Medio 2016 werden twee nieuwe boeken gepubliceerd: CommTalks: 40 Thought leaders over het communicatievak van morgen: een future check voor de toekomstbewuste communicatieprofessional en Communicatie is een vak, 60 specialismen op een rij. In dit boek komen 60 communicatieprofessionals aan het woord over wat zij doen, wat er interessant, leuk en/of moeilijk aan is en welke competenties zij vinden dat je nodig hebt voor hun specialisme.

Ook in 2014 werd de Van Ruler Academy opgericht.
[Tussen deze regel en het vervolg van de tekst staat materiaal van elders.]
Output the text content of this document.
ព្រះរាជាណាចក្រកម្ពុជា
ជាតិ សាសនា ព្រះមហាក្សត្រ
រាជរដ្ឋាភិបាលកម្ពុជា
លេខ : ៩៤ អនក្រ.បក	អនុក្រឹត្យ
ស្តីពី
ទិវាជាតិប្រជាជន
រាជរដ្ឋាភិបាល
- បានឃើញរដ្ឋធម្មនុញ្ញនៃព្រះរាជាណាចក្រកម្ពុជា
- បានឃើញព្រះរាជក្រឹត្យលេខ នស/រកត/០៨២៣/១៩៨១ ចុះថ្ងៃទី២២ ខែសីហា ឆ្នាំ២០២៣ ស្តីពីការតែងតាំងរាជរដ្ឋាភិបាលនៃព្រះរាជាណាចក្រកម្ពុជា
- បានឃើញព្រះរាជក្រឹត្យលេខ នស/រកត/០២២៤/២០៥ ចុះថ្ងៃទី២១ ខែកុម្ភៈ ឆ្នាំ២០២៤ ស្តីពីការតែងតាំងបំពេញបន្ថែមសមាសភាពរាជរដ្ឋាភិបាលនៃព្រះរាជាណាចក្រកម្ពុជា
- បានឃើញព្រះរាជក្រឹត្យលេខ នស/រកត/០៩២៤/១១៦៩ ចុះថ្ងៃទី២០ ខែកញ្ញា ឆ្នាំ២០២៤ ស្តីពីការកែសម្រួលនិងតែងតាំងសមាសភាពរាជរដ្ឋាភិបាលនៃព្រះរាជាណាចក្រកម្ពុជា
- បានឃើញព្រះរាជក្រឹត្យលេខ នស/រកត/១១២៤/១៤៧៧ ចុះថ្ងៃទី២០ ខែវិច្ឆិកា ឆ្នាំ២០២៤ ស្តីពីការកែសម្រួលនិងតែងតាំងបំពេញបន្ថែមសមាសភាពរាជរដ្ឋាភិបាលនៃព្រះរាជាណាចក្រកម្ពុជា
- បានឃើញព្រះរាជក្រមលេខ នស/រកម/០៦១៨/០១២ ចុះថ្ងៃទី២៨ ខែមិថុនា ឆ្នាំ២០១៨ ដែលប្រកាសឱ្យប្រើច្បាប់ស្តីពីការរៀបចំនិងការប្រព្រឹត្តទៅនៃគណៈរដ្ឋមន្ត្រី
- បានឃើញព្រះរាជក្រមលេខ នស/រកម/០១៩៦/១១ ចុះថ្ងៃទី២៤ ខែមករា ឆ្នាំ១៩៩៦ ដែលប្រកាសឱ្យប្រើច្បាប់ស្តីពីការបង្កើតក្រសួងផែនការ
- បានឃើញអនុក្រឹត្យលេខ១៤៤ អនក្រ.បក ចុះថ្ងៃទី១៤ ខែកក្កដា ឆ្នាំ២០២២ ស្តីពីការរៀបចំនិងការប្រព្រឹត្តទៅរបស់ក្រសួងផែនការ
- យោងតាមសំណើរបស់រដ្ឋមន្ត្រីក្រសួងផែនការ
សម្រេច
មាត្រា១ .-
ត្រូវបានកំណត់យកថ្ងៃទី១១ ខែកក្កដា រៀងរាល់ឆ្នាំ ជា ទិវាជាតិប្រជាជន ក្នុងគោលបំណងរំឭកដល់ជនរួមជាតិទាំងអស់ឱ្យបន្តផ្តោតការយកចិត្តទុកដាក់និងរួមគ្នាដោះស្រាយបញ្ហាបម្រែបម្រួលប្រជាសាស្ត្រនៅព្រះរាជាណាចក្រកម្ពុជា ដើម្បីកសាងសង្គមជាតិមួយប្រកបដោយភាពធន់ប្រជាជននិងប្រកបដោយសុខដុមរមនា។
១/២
In 2021 kwam het Handboek communicatiestrategie uit. Het is een geheel nieuw geschreven methodische verdieping van het Strategisch Communicatie Frame zoals ik dat in 2014 introduceerde in het boek dat ik er met Frank Körver over schreef. Het Strategisch Communicatie Frame heeft zich in de communicatiepraktijk inmiddels bewezen en wordt op veel afdelingen toegepast. Ik heb van al die praktijkervaringen in dit handboek dankbaar gebruik gemaakt. Het is daarom een echt handboek geworden en het helpt de lezer nog beter om de bouwstenen van het Strategisch Communicatie Frame stapsgewijs toe te passen voor een organisatie of opdrachtgever of voor studiedoeleinden en is geschreven voor communicatiestudenten en professionals en iedereen die meer strategisch wil werken.